Immunosuppression is a common feature encountered in palliative care owing to the disease per se and/or the therapy and there is a plethora of adverse effects associated with it. We throw light on a relatively under-rated complication condylomata acuminata and would like to share our clinical experience. A 37-year-old female with a history of allograft kidney transplantation 6 years ago, receiving prednisone and mycophenolate mofetil (later switched to azathioprine), presented with small perianal warty growths from 6 months that have now become confluent and extruding. Local examination revealed a 6×4 cm cauliflower like warty, malodourous growth with an irregular rough keratotic surface in the perianal region [Figure 1]. A biopsy of the lesion was done which showed typical human papilloma virus (HPV) affliction changes with clear vacuolization of prickle cells (koilocytosis), elongation of rete pegs, marked acanthosis, hyperkeratosis, and increased mitotic activity. The diagnosis of condylomata acuminata (CA) was confirmed. The dose of immunosuppressive drugs was decreased and patient was switched to sirolimus. She was started on topical imiquimod (5%) and over the follow up period of 4 weeks, the warty growth showed modest deterioration in size and symptoms.

Figure 1

A cauliflower like warty growth with an irregular rough keratotic surface in the perianal region (condyloma acuminatum)

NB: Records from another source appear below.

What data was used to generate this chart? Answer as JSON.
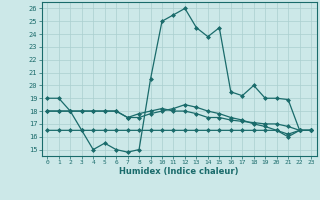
{
  "xlabel": "Humidex (Indice chaleur)",
  "x": [
    0,
    1,
    2,
    3,
    4,
    5,
    6,
    7,
    8,
    9,
    10,
    11,
    12,
    13,
    14,
    15,
    16,
    17,
    18,
    19,
    20,
    21,
    22,
    23
  ],
  "line1": [
    19,
    19,
    18,
    16.5,
    15,
    15.5,
    15,
    14.8,
    15,
    20.5,
    25,
    25.5,
    26,
    24.5,
    23.8,
    24.5,
    19.5,
    19.2,
    20,
    19,
    19,
    18.9,
    16.5,
    16.5
  ],
  "line2": [
    18,
    18,
    18,
    18,
    18,
    18,
    18,
    17.5,
    17.8,
    18,
    18.2,
    18,
    18,
    17.8,
    17.5,
    17.5,
    17.3,
    17.2,
    17.1,
    17,
    17,
    16.8,
    16.5,
    16.5
  ],
  "line3": [
    18,
    18,
    18,
    18,
    18,
    18,
    18,
    17.5,
    17.5,
    17.8,
    18,
    18.2,
    18.5,
    18.3,
    18,
    17.8,
    17.5,
    17.3,
    17,
    16.8,
    16.5,
    16.2,
    16.5,
    16.5
  ],
  "line4": [
    16.5,
    16.5,
    16.5,
    16.5,
    16.5,
    16.5,
    16.5,
    16.5,
    16.5,
    16.5,
    16.5,
    16.5,
    16.5,
    16.5,
    16.5,
    16.5,
    16.5,
    16.5,
    16.5,
    16.5,
    16.5,
    16,
    16.5,
    16.5
  ],
  "color": "#1a6b6b",
  "bg_color": "#cce8e8",
  "grid_color": "#aacfcf",
  "ylim": [
    14.5,
    26.5
  ],
  "yticks": [
    15,
    16,
    17,
    18,
    19,
    20,
    21,
    22,
    23,
    24,
    25,
    26
  ],
  "xticks": [
    0,
    1,
    2,
    3,
    4,
    5,
    6,
    7,
    8,
    9,
    10,
    11,
    12,
    13,
    14,
    15,
    16,
    17,
    18,
    19,
    20,
    21,
    22,
    23
  ]
}
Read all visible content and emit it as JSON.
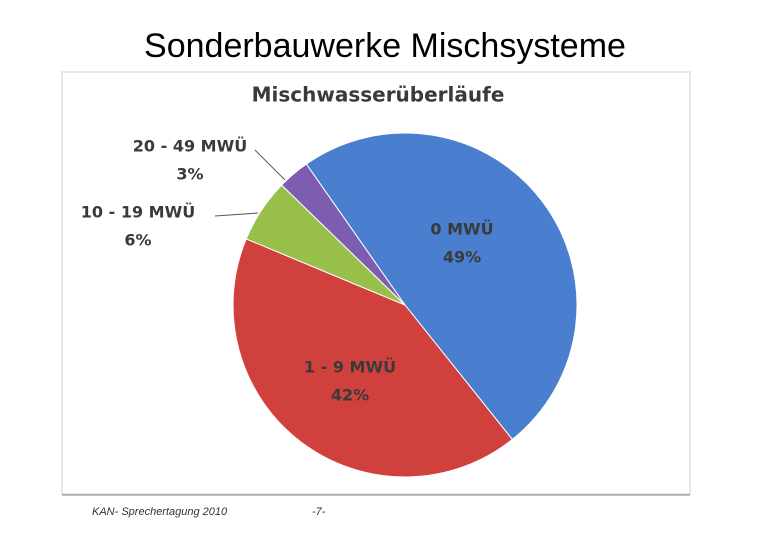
{
  "slide_title": "Sonderbauwerke Mischsysteme",
  "footer": {
    "left": "KAN- Sprechertagung 2010",
    "page": "-7-"
  },
  "chart_data": {
    "type": "pie",
    "title": "Mischwasserüberläufe",
    "categories": [
      "0 MWÜ",
      "1 - 9 MWÜ",
      "10 - 19 MWÜ",
      "20 - 49 MWÜ"
    ],
    "values": [
      49,
      42,
      6,
      3
    ],
    "value_labels": [
      "49%",
      "42%",
      "6%",
      "3%"
    ],
    "colors": [
      "#4a7fd0",
      "#d0413d",
      "#98bf4a",
      "#7d5db0"
    ]
  }
}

The HPV serotypes 16 and 18 confer high risk for CA and are most commonly associated with squamous cell carcinoma. The prevalence of CA is higher in the immunosupressed with lower CD4 count (<200 cells/ μL)[1] being one of the important risk factors. There is an increased propensity of cancers of the vulva, vagina, penis and anus, as well as cancers of esophageal, buccal cavity, nonmelanoma skin, lung, bladder, and Hodgkin and non-Hodgkin lymphoma.[2]

Locally, the hallmarks of immunosuppression, such as increased cellular interleukin-10 production, decreased expression of transporter associated with antigen presentation, CD40, and carbonic anhydrase IX, decreased dendritic cell counts, and increased T-regulatory cell infiltration are seen. Forkhead box-P3+ (FOXP3+) regulatory T cells with suppressive function have been shown to accumulate in large warts with high expression of IL-10 and TGF-β1 and low expression of IL-2 and IFN-γ. The chemotaxis of CCL17 and CCL22, derived from Langerhans cells and macrophages in warts, governs such accumulation. The depletion FOXP3+ T cells heightens the responsiveness of wart-infiltrating T cells (both in vitro and in vivo).[3] Human beta-defensin (hBD-2 and hBD-3) expression is significantly upregulated in HPV-associated anal skin lesions.

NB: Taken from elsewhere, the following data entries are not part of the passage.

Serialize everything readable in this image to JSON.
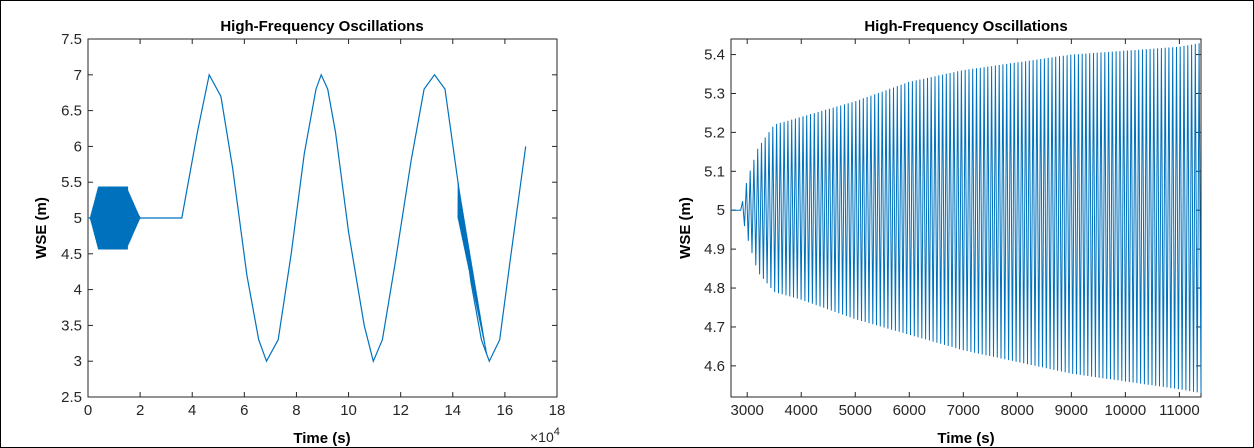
{
  "chart_data": [
    {
      "type": "line",
      "title": "High-Frequency Oscillations",
      "xlabel": "Time (s)",
      "ylabel": "WSE (m)",
      "x_exponent_label": "×10",
      "x_exponent_power": "4",
      "xlim": [
        0,
        18
      ],
      "ylim": [
        2.5,
        7.5
      ],
      "xticks": [
        "0",
        "2",
        "4",
        "6",
        "8",
        "10",
        "12",
        "14",
        "16",
        "18"
      ],
      "yticks": [
        "2.5",
        "3",
        "3.5",
        "4",
        "4.5",
        "5",
        "5.5",
        "6",
        "6.5",
        "7",
        "7.5"
      ],
      "color": "#0072BD",
      "grid": false,
      "series": [
        {
          "x": [
            0,
            2.0,
            3.6,
            4.2,
            4.65,
            5.1,
            5.55,
            6.1,
            6.55,
            6.85,
            7.3,
            7.8,
            8.3,
            8.75,
            8.95,
            9.2,
            9.5,
            10.0,
            10.6,
            10.95,
            11.3,
            11.8,
            12.4,
            12.9,
            13.3,
            13.7,
            14.2,
            14.7,
            15.1,
            15.4,
            15.8,
            16.2,
            16.8
          ],
          "y": [
            5.0,
            5.0,
            5.0,
            6.2,
            7.0,
            6.7,
            5.7,
            4.2,
            3.3,
            3.0,
            3.3,
            4.5,
            5.9,
            6.8,
            7.0,
            6.8,
            6.2,
            4.8,
            3.5,
            3.0,
            3.3,
            4.4,
            5.8,
            6.8,
            7.0,
            6.8,
            5.5,
            4.1,
            3.3,
            3.0,
            3.3,
            4.4,
            6.0
          ]
        }
      ],
      "bursts": [
        {
          "x_start": 0.08,
          "x_end": 2.0,
          "center": 5.0,
          "amplitude_max": 0.44
        },
        {
          "x_start": 14.2,
          "x_end": 15.3,
          "upper_start": 5.5,
          "lower_start": 5.0,
          "end": 3.1
        }
      ]
    },
    {
      "type": "line",
      "title": "High-Frequency Oscillations",
      "xlabel": "Time (s)",
      "ylabel": "WSE (m)",
      "xlim": [
        2700,
        11400
      ],
      "ylim": [
        4.52,
        5.44
      ],
      "xticks": [
        "3000",
        "4000",
        "5000",
        "6000",
        "7000",
        "8000",
        "9000",
        "10000",
        "11000"
      ],
      "yticks": [
        "4.6",
        "4.7",
        "4.8",
        "4.9",
        "5",
        "5.1",
        "5.2",
        "5.3",
        "5.4"
      ],
      "color": "#0072BD",
      "grid": false,
      "series": [
        {
          "name": "",
          "flat_x": [
            2700,
            2880
          ],
          "flat_y": 5.0,
          "oscillation": {
            "x_start": 2880,
            "x_end": 11400,
            "center": 5.0,
            "cycle_count": 122,
            "upper_envelope": [
              [
                2880,
                5.0
              ],
              [
                3000,
                5.08
              ],
              [
                3200,
                5.16
              ],
              [
                3500,
                5.22
              ],
              [
                4000,
                5.24
              ],
              [
                5000,
                5.28
              ],
              [
                6000,
                5.33
              ],
              [
                7000,
                5.36
              ],
              [
                8000,
                5.38
              ],
              [
                9000,
                5.4
              ],
              [
                10000,
                5.41
              ],
              [
                11000,
                5.42
              ],
              [
                11400,
                5.43
              ]
            ],
            "lower_envelope": [
              [
                2880,
                5.0
              ],
              [
                3000,
                4.93
              ],
              [
                3200,
                4.84
              ],
              [
                3500,
                4.79
              ],
              [
                4000,
                4.77
              ],
              [
                5000,
                4.72
              ],
              [
                6000,
                4.68
              ],
              [
                7000,
                4.64
              ],
              [
                8000,
                4.61
              ],
              [
                9000,
                4.58
              ],
              [
                10000,
                4.56
              ],
              [
                11000,
                4.54
              ],
              [
                11400,
                4.53
              ]
            ]
          }
        }
      ]
    }
  ]
}
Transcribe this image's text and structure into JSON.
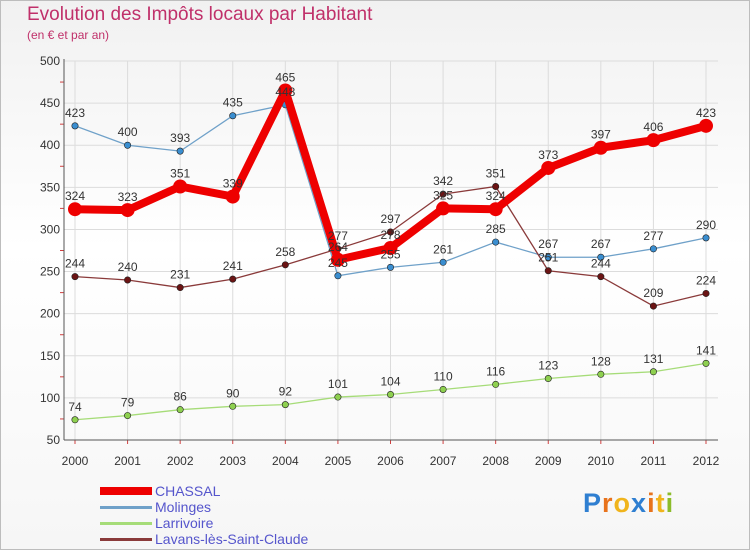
{
  "header": {
    "title": "Evolution des Impôts locaux par Habitant",
    "subtitle": "(en € et par an)"
  },
  "logo": {
    "letters": [
      "P",
      "r",
      "o",
      "x",
      "i",
      "t",
      "i"
    ],
    "colors": [
      "#2f7fd1",
      "#e8731c",
      "#f0b41c",
      "#2f7fd1",
      "#e8731c",
      "#f0b41c",
      "#8cbc2a"
    ]
  },
  "chart_data": {
    "type": "line",
    "title": "Evolution des Impôts locaux par Habitant",
    "subtitle": "(en € et par an)",
    "xlabel": "",
    "ylabel": "",
    "x": [
      "2000",
      "2001",
      "2002",
      "2003",
      "2004",
      "2005",
      "2006",
      "2007",
      "2008",
      "2009",
      "2010",
      "2011",
      "2012"
    ],
    "ylim": [
      50,
      500
    ],
    "yticks": [
      "50",
      "100",
      "150",
      "200",
      "250",
      "300",
      "350",
      "400",
      "450",
      "500"
    ],
    "grid": true,
    "legend_position": "bottom-left",
    "series": [
      {
        "name": "CHASSAL",
        "color": "#ee0000",
        "emphasis": true,
        "values": [
          324,
          323,
          351,
          339,
          465,
          264,
          278,
          325,
          324,
          373,
          397,
          406,
          423
        ]
      },
      {
        "name": "Molinges",
        "color": "#6fa1c9",
        "marker": "#3a8ed0",
        "values": [
          423,
          400,
          393,
          435,
          448,
          245,
          255,
          261,
          285,
          267,
          267,
          277,
          290
        ]
      },
      {
        "name": "Larrivoire",
        "color": "#a6dc78",
        "marker": "#8ed04f",
        "values": [
          74,
          79,
          86,
          90,
          92,
          101,
          104,
          110,
          116,
          123,
          128,
          131,
          141
        ]
      },
      {
        "name": "Lavans-lès-Saint-Claude",
        "color": "#8a3a3a",
        "marker": "#6b1414",
        "values": [
          244,
          240,
          231,
          241,
          258,
          277,
          297,
          342,
          351,
          251,
          244,
          209,
          224
        ]
      }
    ]
  }
}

Low-dose cyclophosphamide post-laser therapy of CA has shown to deplete T regulatory cells and enhance the function of HPV-specific T cells and NK cells in the periphery. Cryotherapy, intralesional interferon, and topical 5% imiquimod coupled with surgical excision have shown promise. Cidofovir with it antiviral, antiproliferative properties and its ability to induce apoptosis improves severe recurrent HPV-induced lesions.[4]

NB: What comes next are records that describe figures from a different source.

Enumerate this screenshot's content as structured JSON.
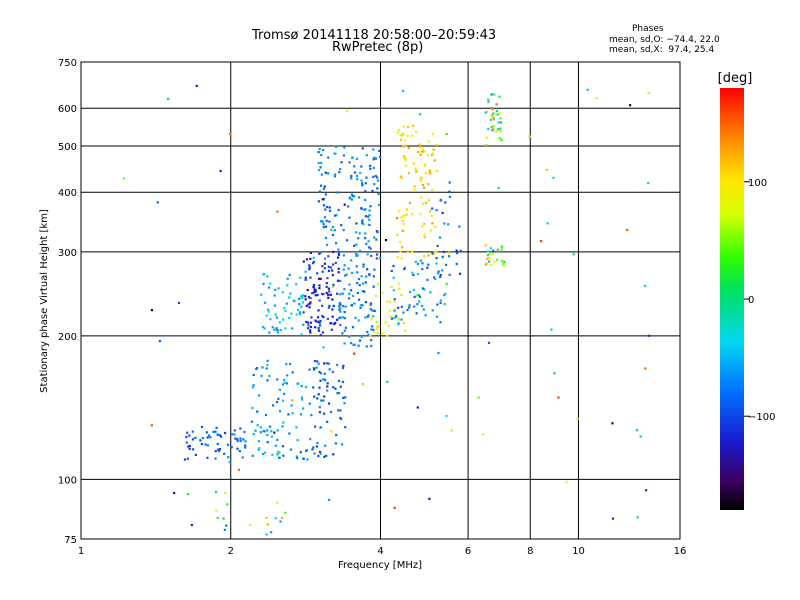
{
  "header": {
    "title_line1": "Tromsø 20141118 20:58:00–20:59:43",
    "title_line2": "RwPretec (8p)"
  },
  "phases": {
    "heading": "Phases",
    "line_o": "mean, sd,O: −74.4, 22.0",
    "line_x": "mean, sd,X:  97.4, 25.4"
  },
  "colorbar": {
    "title": "[deg]",
    "ticks": [
      {
        "value": 100,
        "label": "100"
      },
      {
        "value": 0,
        "label": "0"
      },
      {
        "value": -100,
        "label": "−100"
      }
    ],
    "range": [
      -180,
      180
    ]
  },
  "chart_data": {
    "type": "scatter",
    "title": "Tromsø 20141118 20:58:00–20:59:43",
    "subtitle": "RwPretec (8p)",
    "xlabel": "Frequency [MHz]",
    "ylabel": "Stationary phase Virtual Height [km]",
    "x_scale": "log",
    "y_scale": "log",
    "xlim": [
      1,
      16
    ],
    "ylim": [
      75,
      750
    ],
    "x_ticks": [
      {
        "value": 1,
        "label": "1"
      },
      {
        "value": 2,
        "label": "2"
      },
      {
        "value": 4,
        "label": "4"
      },
      {
        "value": 6,
        "label": "6"
      },
      {
        "value": 8,
        "label": "8"
      },
      {
        "value": 10,
        "label": "10"
      },
      {
        "value": 16,
        "label": "16"
      }
    ],
    "y_ticks": [
      {
        "value": 75,
        "label": "75"
      },
      {
        "value": 100,
        "label": "100"
      },
      {
        "value": 200,
        "label": "200"
      },
      {
        "value": 300,
        "label": "300"
      },
      {
        "value": 400,
        "label": "400"
      },
      {
        "value": 500,
        "label": "500"
      },
      {
        "value": 600,
        "label": "600"
      },
      {
        "value": 750,
        "label": "750"
      }
    ],
    "grid_x": [
      2,
      4,
      6,
      8,
      10
    ],
    "grid_y": [
      100,
      200,
      300,
      400,
      500,
      600
    ],
    "color_by": "phase_deg",
    "clusters": [
      {
        "f": [
          1.6,
          1.95
        ],
        "h": [
          110,
          130
        ],
        "phase": [
          -110,
          -70
        ],
        "n": 40
      },
      {
        "f": [
          1.97,
          2.15
        ],
        "h": [
          110,
          130
        ],
        "phase": [
          -100,
          -60
        ],
        "n": 20
      },
      {
        "f": [
          2.2,
          2.9
        ],
        "h": [
          110,
          175
        ],
        "phase": [
          -90,
          -40
        ],
        "n": 90
      },
      {
        "f": [
          2.9,
          3.4
        ],
        "h": [
          110,
          180
        ],
        "phase": [
          -110,
          -60
        ],
        "n": 70
      },
      {
        "f": [
          2.3,
          2.8
        ],
        "h": [
          200,
          270
        ],
        "phase": [
          -70,
          -30
        ],
        "n": 60
      },
      {
        "f": [
          2.8,
          3.3
        ],
        "h": [
          200,
          300
        ],
        "phase": [
          -140,
          -90
        ],
        "n": 110
      },
      {
        "f": [
          3.3,
          3.9
        ],
        "h": [
          190,
          290
        ],
        "phase": [
          -100,
          -50
        ],
        "n": 90
      },
      {
        "f": [
          3.0,
          4.0
        ],
        "h": [
          290,
          500
        ],
        "phase": [
          -100,
          -50
        ],
        "n": 150
      },
      {
        "f": [
          3.8,
          4.5
        ],
        "h": [
          200,
          260
        ],
        "phase": [
          60,
          110
        ],
        "n": 30
      },
      {
        "f": [
          4.3,
          5.2
        ],
        "h": [
          290,
          560
        ],
        "phase": [
          80,
          130
        ],
        "n": 100
      },
      {
        "f": [
          4.2,
          5.4
        ],
        "h": [
          210,
          290
        ],
        "phase": [
          -100,
          -40
        ],
        "n": 60
      },
      {
        "f": [
          5.0,
          5.8
        ],
        "h": [
          260,
          450
        ],
        "phase": [
          -110,
          -60
        ],
        "n": 30
      },
      {
        "f": [
          6.5,
          7.0
        ],
        "h": [
          500,
          650
        ],
        "phase": [
          -80,
          150
        ],
        "n": 35
      },
      {
        "f": [
          6.5,
          7.1
        ],
        "h": [
          280,
          310
        ],
        "phase": [
          -60,
          150
        ],
        "n": 25
      },
      {
        "f": [
          1.85,
          2.05
        ],
        "h": [
          78,
          95
        ],
        "phase": [
          -80,
          130
        ],
        "n": 8
      },
      {
        "f": [
          2.35,
          2.6
        ],
        "h": [
          76,
          86
        ],
        "phase": [
          -60,
          130
        ],
        "n": 8
      },
      {
        "f": [
          1.2,
          14.0
        ],
        "h": [
          80,
          700
        ],
        "phase": [
          -170,
          170
        ],
        "n": 80
      }
    ]
  }
}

Photodynamic therapy and topical ammonium trichloro (dioxoethylene-O, O) tellurate (AS101) 15% w/w cream[5] have shown benefit. A quadrivalent HPV (6/11/16/18) vaccine decreased the incidence of genital HPV-induced lesions in women.

CA is an entity of a considerable significance that clinicians dealing with the immunosupressed in palliative care could encounter and adequate management can curb the complications.